私たちが指の曲げ伸ばしが出来るのは、筋肉が収縮し、その力が筋肉終端部につながる結合組織の腱(けん)に伝わり、そこで骨が引っ張られて働くからです。
力が骨に正確に伝わるように、腱の一部は鞘(さや)に覆われ、動く方向が制限されており、この腱を腱鞘(けんしょう)といいます。(図1)








何らかの原因で腱が炎症を起こしたり、鞘が硬くなると、腱が鞘で締め付けられ、鞘のある指のつけ根の部分などが腫れて痛むようになります。

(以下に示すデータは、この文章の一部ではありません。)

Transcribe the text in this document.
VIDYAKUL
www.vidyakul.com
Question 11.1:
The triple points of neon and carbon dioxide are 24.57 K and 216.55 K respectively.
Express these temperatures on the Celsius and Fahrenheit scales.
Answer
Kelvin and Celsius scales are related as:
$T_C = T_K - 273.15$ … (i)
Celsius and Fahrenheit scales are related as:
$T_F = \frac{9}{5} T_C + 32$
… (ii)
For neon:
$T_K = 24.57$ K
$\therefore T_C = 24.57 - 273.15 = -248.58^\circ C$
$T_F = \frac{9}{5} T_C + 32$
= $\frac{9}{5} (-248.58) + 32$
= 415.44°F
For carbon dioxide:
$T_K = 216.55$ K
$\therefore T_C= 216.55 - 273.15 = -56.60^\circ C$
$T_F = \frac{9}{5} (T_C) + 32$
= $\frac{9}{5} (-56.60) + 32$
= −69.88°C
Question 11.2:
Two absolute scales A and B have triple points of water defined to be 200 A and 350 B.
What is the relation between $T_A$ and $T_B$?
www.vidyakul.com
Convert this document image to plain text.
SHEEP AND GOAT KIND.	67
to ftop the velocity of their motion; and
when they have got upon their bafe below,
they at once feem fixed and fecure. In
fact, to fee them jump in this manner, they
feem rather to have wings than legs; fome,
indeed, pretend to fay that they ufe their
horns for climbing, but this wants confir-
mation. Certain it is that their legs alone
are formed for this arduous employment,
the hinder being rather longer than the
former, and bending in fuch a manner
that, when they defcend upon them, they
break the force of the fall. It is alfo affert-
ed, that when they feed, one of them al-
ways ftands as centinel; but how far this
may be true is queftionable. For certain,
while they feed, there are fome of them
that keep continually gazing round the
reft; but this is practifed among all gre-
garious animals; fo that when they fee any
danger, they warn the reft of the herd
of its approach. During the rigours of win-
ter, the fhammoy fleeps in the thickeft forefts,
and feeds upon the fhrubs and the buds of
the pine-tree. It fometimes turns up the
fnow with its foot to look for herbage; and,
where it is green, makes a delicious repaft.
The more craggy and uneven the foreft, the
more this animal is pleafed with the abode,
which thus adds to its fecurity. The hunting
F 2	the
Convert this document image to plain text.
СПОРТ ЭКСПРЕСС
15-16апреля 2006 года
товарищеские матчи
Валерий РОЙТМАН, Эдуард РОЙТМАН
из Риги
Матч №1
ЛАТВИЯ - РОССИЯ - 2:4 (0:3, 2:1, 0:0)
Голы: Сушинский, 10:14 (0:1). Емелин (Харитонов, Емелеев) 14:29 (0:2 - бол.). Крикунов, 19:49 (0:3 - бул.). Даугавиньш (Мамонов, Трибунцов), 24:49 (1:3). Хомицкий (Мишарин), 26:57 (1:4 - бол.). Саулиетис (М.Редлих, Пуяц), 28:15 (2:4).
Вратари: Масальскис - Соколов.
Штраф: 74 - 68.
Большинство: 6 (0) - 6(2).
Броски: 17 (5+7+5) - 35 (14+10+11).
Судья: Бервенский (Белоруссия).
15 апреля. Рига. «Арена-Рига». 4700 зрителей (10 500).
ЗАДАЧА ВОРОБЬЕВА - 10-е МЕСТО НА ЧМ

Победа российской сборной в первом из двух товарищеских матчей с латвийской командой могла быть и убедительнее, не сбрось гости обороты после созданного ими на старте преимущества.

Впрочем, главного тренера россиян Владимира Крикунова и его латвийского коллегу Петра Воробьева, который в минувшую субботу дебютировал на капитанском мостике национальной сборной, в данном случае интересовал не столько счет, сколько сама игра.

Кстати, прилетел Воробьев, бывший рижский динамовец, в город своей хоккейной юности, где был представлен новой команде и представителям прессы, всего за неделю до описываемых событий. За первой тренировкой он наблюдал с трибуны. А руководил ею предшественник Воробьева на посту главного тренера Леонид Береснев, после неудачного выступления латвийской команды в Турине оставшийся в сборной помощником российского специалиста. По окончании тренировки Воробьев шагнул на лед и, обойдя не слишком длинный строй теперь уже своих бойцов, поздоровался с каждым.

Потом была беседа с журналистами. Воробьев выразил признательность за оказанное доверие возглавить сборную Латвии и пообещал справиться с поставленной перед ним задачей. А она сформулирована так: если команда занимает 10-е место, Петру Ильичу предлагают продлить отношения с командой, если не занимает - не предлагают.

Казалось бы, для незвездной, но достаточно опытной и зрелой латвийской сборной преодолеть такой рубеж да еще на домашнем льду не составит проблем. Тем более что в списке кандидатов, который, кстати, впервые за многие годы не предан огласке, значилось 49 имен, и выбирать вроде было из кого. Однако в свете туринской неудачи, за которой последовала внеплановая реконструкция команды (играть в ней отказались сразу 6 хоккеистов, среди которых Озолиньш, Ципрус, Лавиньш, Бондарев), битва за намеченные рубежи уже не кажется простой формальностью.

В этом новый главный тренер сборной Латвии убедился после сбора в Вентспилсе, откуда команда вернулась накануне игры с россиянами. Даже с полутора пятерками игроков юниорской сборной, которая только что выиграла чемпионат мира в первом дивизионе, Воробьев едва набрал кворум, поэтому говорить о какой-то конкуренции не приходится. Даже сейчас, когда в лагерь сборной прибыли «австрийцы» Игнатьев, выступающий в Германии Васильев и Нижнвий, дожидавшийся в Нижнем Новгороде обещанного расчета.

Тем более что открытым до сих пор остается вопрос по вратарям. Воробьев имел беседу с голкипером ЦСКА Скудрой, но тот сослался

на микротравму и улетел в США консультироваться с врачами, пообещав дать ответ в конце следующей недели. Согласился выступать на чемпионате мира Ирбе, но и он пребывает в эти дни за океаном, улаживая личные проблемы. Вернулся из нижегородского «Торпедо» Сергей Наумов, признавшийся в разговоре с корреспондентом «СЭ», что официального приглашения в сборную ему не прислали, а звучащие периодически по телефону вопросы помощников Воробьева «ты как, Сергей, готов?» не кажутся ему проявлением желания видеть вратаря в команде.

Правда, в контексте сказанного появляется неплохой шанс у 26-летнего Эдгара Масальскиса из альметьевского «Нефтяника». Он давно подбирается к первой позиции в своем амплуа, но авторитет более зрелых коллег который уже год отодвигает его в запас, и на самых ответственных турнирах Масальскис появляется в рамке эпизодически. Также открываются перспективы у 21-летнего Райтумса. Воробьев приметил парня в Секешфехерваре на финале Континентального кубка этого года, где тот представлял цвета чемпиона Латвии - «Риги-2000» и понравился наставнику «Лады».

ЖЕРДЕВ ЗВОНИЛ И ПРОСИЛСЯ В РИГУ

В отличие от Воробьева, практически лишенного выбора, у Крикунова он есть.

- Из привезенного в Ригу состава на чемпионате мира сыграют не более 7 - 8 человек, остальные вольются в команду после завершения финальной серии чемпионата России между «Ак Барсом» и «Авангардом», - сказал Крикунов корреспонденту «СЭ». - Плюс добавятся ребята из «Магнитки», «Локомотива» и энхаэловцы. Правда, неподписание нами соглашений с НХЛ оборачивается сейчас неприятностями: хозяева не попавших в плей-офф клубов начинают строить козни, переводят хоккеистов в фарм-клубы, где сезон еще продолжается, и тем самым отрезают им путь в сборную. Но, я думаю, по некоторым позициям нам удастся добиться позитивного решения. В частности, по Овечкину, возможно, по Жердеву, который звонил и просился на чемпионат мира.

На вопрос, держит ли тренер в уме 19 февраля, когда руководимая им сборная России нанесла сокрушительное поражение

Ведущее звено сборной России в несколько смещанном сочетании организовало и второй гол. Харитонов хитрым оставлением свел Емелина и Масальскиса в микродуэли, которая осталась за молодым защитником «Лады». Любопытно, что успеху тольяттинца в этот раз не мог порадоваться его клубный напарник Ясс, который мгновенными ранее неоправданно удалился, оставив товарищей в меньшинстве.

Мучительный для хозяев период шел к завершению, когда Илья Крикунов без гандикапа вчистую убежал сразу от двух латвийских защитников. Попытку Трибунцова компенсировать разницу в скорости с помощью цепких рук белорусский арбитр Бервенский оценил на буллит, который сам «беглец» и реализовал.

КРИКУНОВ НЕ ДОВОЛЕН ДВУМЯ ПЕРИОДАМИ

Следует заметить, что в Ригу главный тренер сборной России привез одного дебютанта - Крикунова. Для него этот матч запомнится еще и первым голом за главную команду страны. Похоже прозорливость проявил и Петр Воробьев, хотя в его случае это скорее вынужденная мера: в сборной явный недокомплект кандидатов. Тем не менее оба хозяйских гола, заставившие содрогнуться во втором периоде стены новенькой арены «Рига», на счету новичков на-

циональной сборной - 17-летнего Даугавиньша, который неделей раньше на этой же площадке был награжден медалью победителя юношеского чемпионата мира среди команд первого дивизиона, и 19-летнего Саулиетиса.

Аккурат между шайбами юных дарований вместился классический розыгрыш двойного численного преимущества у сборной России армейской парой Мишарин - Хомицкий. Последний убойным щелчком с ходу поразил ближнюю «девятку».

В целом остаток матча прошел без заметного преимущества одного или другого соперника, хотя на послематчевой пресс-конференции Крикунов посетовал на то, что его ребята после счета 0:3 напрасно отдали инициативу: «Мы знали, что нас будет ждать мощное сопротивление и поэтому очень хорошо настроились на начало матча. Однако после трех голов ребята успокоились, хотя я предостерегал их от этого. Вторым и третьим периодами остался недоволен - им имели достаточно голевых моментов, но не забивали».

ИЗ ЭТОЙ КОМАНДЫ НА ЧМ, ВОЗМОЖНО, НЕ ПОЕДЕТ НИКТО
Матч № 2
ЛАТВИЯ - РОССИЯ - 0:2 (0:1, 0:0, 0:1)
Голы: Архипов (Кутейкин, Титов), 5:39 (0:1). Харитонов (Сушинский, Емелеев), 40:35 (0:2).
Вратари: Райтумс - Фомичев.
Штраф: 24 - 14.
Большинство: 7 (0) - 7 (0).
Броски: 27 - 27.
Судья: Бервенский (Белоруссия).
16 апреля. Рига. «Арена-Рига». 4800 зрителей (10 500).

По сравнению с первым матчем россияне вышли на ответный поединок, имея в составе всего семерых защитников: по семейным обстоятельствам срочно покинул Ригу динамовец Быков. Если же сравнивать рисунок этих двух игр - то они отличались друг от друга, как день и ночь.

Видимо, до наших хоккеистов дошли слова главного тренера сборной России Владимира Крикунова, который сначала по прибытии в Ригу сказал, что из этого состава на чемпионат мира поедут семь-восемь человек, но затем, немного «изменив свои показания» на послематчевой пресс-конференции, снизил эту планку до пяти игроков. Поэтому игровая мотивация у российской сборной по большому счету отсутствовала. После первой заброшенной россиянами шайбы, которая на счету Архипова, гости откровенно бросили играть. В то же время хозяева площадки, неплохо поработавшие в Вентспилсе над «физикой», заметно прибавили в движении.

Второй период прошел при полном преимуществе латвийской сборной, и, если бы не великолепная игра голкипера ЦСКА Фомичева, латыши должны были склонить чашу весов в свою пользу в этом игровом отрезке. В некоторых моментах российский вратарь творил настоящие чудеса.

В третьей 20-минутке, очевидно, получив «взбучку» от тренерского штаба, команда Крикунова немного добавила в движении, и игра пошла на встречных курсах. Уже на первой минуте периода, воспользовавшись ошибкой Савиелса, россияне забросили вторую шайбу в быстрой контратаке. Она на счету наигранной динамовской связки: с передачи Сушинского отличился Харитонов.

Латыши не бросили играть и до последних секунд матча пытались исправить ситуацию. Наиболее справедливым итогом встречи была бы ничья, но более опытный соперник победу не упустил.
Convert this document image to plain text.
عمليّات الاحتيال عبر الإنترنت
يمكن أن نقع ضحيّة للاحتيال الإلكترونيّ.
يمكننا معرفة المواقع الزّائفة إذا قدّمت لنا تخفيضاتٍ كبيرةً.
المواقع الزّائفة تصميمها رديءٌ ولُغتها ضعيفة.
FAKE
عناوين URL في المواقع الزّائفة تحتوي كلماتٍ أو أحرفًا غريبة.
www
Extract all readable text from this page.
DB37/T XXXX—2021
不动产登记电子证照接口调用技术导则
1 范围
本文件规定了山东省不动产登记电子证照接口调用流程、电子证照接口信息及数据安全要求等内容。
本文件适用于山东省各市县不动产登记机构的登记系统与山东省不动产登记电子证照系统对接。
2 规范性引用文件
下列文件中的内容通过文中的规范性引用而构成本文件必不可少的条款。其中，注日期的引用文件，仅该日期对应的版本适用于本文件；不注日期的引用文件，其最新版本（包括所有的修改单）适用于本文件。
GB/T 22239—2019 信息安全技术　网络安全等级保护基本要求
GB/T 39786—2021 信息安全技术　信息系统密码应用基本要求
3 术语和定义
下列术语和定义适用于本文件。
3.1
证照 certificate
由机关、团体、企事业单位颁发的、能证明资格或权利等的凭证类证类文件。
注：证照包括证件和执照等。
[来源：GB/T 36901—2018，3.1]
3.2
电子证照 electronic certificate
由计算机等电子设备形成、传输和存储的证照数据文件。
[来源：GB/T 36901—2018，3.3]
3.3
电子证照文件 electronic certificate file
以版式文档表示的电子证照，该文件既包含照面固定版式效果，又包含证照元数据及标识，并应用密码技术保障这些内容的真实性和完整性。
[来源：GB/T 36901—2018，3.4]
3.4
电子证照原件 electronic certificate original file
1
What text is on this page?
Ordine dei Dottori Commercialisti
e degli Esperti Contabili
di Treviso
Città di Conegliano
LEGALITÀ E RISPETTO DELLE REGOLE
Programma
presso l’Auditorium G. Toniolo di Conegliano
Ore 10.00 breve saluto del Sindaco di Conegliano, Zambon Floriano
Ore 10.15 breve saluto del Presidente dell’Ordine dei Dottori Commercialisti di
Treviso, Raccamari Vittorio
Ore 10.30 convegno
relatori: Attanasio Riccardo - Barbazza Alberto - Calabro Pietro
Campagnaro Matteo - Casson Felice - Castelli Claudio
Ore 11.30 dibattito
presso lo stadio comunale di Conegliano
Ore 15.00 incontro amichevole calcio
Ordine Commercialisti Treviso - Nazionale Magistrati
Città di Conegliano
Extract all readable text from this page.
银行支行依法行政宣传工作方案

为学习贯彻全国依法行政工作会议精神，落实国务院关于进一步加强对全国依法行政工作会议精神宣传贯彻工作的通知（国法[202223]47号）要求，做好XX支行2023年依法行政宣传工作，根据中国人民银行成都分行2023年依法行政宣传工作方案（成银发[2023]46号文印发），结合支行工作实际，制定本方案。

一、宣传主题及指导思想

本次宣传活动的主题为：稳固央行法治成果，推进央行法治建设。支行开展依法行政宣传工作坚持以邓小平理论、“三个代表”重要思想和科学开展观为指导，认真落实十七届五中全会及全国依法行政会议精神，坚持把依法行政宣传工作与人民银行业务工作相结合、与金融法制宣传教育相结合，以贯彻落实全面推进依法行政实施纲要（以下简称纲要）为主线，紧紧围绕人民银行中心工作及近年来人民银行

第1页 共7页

これが腱鞘炎です。
図2のように、腱鞘炎には指を曲げるとばね様の引っかかりがある「ばね指」と、手首の、手の甲側の親指の真下が痛む「デケルバン病」、中指や人差し指にしびれが起こる「手根管症候群」があります。






 何が原因で起こるのでしょうか?
原因の一つに、文筆業などの人に多い、指の使いすぎがあげられます。もう一つは、ホルモンバランスの乱れで、40代以降の女性の95%が予備軍といえます。
特に、55歳前後には閉経とともに、エストロゲンという女性ホルモンが急激に低下します。そのため、エストロゲンに支配されるコラーゲン組織の靭帯や腱鞘が、硬くなるからです。
一方、出産後はエストロゲンの低下に加え、靭帯を締める作用をするプロラクチンというホルモンが増加するために、腱鞘炎がおきやすくなります。
とくに、赤ちゃんを抱く、頭を支えるという動作を繰り返すことで、腱と腱鞘がこすれて炎症が起きることがよくあります(デケルバン病)。ただし、出産後は半年もすれば、エストロゲンの分泌は元に戻り、腱鞘炎は自然に治りますので、あまり心配しなくてもよいでしょう。

 治療はどうするのでしょうか?
治療は、指を使わないようにして安静を保つことが基本です。
痛みや熱感のある急性期は、患部を冷やして熱をとったり、消炎鎮痛薬の塗り薬や貼り薬で治ることがあります。また、寝るときにペンや厚紙などで副木をして、動かないようテーピングをするとよいでしょう。
これらの治療で症状がよくならない場合は、腱鞘内にステロイド薬を注射します。1回の注射で治る確率は、9割を超えます。

 予防のために気をつけることは?
腱鞘が硬くなることが原因ですので、腱鞘を柔らかく保つことが予防になります。それには、女性ホルモンのエストロゲンが必要ですが、大豆食品に多いイソフラボンには、エストロゲンに似た働きがあります。ビタミンCと一緒にとると、より効果的です。
また、コラーゲンをみずみずしく保つには、うなぎ、どじょう、フカヒレ、イカスミなどのムコ多糖類を多く含む食品をなるべく摂取しましょう。
そして、普段から自分でこまめに手の状態をチェックするようにしましょう。これこそが早期発見への近道です。